Advanced users and app developers

See the module documentation for full client reference.

Starting a Driverless AI engine

The simplest way to create a Driverless AI engine is using default configuration:

import h2o_engine_manager

# Initialize AIEM client.
dai_engine_client = h2o_engine_manager.login().dai_engine_client

# Create the DAIEngine using the default configuration.
# This call returns immediately, and does not wait for the engine to be ready.
engine = dai_engine_client.create_engine(
display_name="My Basic DAI Engine"
)

# This call blocks until the engine is ready.
# It may take a few minutes.
engine.wait()

# Now DAI is ready to be connected to.
# This returns an initialized driverlessai.Client
# Note: If you encounter version compatibility issues, use backend_version_override="latest"
dai = engine.connect()

# Import a dataset
ds = dai.datasets.create(
data='s3://h2o-public-test-data/smalldata/iris/iris.csv',
data_source='s3'
)

# Print column summary for the first three columns
print(ds.column_summaries()[0:3])

Advanced Driverless AI engine

For more control, you can specify custom configuration parameters including CPU, GPU, memory, storage, timeouts, profiles, and versions:

import h2o_engine_manager

# Initialize AIEM clients.
aiem = h2o_engine_manager.login()
dai_engine_client = aiem.dai_engine_client
dai_engine_profile_client = aiem.dai_engine_profile_client
dai_engine_version_client = aiem.dai_engine_version_client

# Set ID of the workspace that will contain this engine.
# You can use alias 'default' for your personal workspace.
workspace_id = "default"
# Set ID of the engine.
engine_id = "my-engine"

# You can list available profiles.
profiles = dai_engine_profile_client.list_all_assigned_dai_engine_profiles(parent="workspaces/global")
print("Profiles:")
for profile in profiles:
print("\t", profile.name)

# You can list available versions.
versions = dai_engine_version_client.list_all_dai_engine_versions(parent="workspaces/global")
print("Versions:")
for version in versions:
print("\t", version.name)

# Create the DAIEngine with custom parameters.
# This call returns immediately, and does not wait for the engine to be ready.
engine = dai_engine_client.create_engine(
workspace_id=workspace_id,
engine_id=engine_id,
display_name="My Advanced DAI Engine",
cpu=4,
gpu=1,
memory_bytes="12Gi",
storage_bytes="64Gi",
max_idle_duration="3000s",
max_running_duration="5000s",
config={"max_runtime_minutes": "120", "feature_engineering_effort": "5"},
profile="workspaces/global/daiEngineProfiles/default", # One of the listed profiles.
dai_engine_version="workspaces/global/daiEngineVersions/2.0.0", # One of the listed versions.
)

# This call blocks until the engine is ready.
# It may take a few minutes.
engine.wait()

# Now DAI is ready to be connected to.
# This returns an initialized driverlessai.Client
# Note: If you encounter version compatibility issues, use backend_version_override="latest"
dai = engine.connect()

Fetching a Driverless AI engine

Retrieve an existing engine by its workspace ID and engine ID:

import h2o_engine_manager

dai_engine_client = h2o_engine_manager.login().dai_engine_client

engine = dai_engine_client.get_engine(
workspace_id="default",
engine_id="my-engine"
)

print(engine)

Listing Driverless AI engines

The list_engines method supports pagination, filtering, and sorting. The following examples demonstrate basic usage:

import h2o_engine_manager

dai_engine_client = h2o_engine_manager.login().dai_engine_client

# Specify a workspace in which you want to list engines.
workspace_id = "default"

# By default, engines are ordered by their time of creation in descending order
# and limited to 50 items per page.
list1 = dai_engine_client.list_engines(workspace_id=workspace_id)

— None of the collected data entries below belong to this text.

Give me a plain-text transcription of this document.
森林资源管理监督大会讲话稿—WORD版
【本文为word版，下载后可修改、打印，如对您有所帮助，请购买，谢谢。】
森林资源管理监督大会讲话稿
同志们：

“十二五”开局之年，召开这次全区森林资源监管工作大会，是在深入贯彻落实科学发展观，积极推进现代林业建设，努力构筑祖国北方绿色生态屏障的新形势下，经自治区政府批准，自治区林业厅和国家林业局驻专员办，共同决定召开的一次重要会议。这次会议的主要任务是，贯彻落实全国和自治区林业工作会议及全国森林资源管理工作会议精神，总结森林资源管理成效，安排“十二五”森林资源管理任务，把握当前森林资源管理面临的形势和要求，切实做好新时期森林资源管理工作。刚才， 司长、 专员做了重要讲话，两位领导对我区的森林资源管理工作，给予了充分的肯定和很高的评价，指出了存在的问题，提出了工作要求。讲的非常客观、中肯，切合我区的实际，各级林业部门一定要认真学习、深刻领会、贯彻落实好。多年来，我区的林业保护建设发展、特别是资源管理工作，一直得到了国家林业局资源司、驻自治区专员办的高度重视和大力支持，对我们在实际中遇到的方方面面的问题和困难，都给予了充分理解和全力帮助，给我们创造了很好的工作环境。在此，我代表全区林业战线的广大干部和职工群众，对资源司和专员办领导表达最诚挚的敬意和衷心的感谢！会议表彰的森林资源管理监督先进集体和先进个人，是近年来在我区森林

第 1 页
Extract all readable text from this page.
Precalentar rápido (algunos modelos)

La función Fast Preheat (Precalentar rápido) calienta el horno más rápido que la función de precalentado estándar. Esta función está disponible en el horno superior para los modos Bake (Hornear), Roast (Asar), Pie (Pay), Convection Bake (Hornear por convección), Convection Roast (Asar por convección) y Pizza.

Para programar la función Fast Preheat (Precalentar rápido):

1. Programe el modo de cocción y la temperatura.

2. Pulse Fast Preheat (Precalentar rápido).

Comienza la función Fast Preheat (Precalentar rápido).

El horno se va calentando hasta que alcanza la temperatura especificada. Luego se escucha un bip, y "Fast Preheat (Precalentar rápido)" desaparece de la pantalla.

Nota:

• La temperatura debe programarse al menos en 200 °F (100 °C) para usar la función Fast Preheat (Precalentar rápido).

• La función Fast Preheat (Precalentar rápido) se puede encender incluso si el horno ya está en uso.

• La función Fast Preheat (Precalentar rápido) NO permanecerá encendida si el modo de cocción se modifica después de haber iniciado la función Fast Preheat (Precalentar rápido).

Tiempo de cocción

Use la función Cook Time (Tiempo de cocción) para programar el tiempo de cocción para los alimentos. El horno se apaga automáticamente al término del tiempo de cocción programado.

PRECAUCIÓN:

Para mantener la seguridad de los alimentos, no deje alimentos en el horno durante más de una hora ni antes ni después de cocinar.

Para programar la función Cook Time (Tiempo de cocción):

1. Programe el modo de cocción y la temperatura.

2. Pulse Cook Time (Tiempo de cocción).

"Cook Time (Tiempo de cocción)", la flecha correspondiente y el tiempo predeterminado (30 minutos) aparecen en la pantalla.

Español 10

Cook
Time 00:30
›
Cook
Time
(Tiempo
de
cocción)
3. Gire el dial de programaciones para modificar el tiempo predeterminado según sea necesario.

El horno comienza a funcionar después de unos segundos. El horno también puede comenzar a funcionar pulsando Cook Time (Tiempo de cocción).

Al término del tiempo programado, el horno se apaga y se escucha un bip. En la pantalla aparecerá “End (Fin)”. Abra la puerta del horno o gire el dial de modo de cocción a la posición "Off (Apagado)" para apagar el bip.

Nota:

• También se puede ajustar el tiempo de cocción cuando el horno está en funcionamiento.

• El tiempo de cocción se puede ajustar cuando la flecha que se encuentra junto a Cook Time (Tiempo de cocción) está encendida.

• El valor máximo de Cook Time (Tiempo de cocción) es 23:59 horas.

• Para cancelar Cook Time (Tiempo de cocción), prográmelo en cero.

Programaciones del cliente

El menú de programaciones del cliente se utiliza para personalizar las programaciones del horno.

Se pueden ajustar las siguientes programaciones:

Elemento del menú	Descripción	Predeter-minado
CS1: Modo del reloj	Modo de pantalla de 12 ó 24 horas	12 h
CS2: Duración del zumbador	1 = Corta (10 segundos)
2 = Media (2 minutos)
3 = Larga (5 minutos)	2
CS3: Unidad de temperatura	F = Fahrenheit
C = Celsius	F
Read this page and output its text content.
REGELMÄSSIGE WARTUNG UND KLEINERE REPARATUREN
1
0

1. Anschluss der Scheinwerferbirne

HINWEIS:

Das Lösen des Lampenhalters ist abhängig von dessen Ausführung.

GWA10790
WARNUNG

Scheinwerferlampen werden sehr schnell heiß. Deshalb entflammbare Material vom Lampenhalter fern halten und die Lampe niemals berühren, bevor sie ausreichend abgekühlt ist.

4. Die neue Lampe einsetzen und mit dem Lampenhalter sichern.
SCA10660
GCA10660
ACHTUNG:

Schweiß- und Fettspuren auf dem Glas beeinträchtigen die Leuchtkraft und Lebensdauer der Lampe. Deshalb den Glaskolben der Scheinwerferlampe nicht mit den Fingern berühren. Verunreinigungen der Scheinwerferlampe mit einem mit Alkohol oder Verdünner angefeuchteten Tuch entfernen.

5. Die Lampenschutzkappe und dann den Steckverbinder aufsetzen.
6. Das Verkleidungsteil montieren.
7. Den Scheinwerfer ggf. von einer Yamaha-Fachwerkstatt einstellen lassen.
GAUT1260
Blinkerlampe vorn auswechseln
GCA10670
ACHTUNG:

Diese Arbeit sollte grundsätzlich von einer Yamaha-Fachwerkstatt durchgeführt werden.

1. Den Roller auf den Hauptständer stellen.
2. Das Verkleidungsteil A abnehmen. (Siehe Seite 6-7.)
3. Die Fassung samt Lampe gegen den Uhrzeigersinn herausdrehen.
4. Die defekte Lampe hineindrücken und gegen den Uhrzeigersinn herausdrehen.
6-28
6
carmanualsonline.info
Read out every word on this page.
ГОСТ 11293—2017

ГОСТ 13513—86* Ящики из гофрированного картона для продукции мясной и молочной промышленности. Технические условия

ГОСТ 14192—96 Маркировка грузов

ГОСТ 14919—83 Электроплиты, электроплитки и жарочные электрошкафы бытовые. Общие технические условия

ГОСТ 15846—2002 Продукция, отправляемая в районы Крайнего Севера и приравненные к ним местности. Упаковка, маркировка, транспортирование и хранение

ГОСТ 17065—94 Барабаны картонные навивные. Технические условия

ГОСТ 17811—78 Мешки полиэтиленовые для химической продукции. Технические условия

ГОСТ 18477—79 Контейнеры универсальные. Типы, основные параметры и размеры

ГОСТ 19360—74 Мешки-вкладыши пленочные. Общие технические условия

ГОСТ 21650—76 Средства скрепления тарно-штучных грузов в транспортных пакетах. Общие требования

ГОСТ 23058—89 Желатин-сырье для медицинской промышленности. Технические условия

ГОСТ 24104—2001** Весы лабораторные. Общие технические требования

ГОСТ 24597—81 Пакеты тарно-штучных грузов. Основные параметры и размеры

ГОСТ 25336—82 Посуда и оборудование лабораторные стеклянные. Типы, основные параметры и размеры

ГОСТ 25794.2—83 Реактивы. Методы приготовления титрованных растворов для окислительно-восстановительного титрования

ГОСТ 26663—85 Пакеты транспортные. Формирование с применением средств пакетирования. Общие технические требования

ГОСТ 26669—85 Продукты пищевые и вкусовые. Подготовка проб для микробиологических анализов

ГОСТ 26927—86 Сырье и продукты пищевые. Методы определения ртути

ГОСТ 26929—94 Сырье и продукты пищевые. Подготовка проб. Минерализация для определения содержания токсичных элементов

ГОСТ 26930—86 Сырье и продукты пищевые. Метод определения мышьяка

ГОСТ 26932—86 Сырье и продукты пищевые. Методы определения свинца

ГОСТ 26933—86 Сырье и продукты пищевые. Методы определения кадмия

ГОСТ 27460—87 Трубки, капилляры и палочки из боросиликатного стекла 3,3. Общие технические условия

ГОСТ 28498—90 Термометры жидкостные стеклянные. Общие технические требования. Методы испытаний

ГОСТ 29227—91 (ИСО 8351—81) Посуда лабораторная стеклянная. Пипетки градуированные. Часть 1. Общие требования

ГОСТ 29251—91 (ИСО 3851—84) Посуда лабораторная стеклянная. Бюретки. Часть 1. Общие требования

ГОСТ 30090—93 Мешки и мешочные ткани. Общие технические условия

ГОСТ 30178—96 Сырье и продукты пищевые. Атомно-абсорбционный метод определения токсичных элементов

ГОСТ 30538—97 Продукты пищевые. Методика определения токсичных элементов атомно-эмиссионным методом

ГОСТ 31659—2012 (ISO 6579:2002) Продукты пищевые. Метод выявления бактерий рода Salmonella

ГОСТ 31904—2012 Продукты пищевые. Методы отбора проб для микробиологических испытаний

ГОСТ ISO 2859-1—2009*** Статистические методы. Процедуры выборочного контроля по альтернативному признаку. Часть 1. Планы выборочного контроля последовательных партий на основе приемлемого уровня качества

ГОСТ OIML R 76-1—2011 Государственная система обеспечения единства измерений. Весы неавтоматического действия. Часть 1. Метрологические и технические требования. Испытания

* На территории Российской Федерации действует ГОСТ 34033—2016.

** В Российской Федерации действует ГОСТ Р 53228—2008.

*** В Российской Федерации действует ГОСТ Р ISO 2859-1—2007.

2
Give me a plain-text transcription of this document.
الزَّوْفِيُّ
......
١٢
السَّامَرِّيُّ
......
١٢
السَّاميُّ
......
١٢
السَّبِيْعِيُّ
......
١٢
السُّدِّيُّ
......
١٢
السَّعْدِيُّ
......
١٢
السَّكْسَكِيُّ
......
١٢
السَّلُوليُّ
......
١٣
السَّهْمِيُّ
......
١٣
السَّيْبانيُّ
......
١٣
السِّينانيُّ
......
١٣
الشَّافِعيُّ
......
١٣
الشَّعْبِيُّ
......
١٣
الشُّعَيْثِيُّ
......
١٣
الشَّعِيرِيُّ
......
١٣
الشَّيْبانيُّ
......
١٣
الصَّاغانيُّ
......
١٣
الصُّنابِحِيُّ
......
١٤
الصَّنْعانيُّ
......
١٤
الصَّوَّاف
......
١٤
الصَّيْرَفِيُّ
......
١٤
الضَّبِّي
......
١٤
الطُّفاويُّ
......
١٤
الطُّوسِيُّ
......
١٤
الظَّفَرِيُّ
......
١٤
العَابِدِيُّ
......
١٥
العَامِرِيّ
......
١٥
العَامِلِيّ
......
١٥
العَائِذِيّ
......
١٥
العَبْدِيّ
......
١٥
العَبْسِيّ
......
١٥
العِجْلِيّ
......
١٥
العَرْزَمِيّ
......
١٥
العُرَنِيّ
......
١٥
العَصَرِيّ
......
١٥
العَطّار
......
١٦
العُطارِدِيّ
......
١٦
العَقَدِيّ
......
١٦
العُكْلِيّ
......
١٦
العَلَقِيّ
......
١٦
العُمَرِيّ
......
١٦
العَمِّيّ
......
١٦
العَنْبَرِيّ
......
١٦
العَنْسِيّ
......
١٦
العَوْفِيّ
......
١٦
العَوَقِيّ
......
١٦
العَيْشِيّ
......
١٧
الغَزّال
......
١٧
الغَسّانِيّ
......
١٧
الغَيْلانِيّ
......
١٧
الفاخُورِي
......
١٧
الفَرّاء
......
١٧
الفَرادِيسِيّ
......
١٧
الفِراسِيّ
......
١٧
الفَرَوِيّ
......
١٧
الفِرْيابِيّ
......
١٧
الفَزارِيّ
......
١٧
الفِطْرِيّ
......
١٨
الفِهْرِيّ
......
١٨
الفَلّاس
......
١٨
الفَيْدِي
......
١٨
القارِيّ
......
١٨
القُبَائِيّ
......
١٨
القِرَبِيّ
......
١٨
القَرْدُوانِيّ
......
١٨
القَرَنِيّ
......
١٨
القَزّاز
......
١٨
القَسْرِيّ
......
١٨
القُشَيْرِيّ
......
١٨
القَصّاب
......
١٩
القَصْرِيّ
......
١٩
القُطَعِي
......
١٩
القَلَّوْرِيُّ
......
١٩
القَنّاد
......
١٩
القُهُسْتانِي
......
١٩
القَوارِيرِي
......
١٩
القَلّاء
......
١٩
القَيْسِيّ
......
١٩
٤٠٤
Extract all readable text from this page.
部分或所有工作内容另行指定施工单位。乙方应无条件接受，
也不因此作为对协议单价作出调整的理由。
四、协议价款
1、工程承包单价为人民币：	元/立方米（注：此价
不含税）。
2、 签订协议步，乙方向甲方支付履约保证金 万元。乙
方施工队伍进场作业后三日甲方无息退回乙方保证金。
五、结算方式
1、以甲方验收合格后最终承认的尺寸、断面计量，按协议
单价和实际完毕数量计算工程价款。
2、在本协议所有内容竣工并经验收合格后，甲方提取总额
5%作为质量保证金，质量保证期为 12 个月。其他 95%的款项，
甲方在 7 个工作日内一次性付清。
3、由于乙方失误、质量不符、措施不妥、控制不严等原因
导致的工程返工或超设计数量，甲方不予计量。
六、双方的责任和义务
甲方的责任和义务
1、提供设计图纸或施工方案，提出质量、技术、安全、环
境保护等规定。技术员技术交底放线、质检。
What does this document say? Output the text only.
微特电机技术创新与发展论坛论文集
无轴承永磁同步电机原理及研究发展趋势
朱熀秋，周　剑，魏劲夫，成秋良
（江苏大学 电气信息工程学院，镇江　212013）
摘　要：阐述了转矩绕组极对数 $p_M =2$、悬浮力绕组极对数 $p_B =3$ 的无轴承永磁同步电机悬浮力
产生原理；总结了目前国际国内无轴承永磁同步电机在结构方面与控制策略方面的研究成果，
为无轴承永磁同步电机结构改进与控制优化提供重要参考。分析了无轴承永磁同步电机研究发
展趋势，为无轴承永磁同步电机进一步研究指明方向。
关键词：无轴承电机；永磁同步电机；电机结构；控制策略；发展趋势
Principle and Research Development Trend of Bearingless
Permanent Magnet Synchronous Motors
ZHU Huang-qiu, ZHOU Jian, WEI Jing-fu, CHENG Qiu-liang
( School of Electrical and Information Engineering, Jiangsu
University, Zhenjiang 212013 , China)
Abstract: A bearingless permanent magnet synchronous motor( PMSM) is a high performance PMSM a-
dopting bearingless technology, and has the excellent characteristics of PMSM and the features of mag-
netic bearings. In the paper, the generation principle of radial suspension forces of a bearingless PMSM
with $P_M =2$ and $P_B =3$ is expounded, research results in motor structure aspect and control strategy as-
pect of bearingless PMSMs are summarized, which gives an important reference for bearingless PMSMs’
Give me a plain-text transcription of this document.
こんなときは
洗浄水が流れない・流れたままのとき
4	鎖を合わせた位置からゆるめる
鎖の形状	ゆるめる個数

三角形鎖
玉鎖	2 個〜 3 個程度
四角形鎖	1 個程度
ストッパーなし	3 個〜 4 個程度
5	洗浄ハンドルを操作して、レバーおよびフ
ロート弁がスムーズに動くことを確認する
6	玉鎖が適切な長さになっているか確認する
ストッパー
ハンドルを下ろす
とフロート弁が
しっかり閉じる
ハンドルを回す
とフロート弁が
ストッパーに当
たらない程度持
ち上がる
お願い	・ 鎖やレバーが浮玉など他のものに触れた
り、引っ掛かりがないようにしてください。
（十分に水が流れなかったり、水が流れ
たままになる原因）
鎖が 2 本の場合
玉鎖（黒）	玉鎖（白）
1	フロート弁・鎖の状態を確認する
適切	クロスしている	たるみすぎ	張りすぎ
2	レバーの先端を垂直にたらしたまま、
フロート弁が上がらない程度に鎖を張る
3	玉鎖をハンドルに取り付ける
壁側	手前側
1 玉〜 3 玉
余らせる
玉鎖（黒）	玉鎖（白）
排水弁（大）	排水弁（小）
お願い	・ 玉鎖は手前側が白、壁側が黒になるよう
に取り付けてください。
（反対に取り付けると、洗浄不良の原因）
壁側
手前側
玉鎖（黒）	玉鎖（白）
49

# To list a second page, pass the next_page_token from the previous page.
# This example increases the page size to 100.
list2 = dai_engine_client.list_engines(
workspace_id=workspace_id,
page_size=100,
page_token=list1.next_page_token
)

# Engine ordering works on any documented field. This example orders engines
# by the most recently started first and the amount of CPU units second.
list3 = dai_engine_client.list_engines(
workspace_id=workspace_id,
order_by="resume_time desc, cpu desc"
)

# Engine filtering works on any documented field. This example filters engines
# to only running engines with 5 CPU units or more.
list4 = dai_engine_client.list_engines(
workspace_id=workspace_id,
filter="state = STATE_RUNNING AND cpu >= 5"
)
info

A convenience function list_all_engines is provided that pages through all engines and returns a complete list. Although it is strongly recommended to use pagination, this function is useful for quick prototyping.

Pausing a Driverless AI engine

You should pause your engines when you are not using them to save costs. Pausing terminates all running jobs but all other state is persisted.

import h2o_engine_manager

dai_engine_client = h2o_engine_manager.login().dai_engine_client

engine = dai_engine_client.get_engine(
workspace_id="default",
engine_id="my-engine"
)

engine.pause()

# You may wait for the engine to finish pausing.
engine.wait()
info

An engine can be automatically paused after exceeding the idle or uptime limit.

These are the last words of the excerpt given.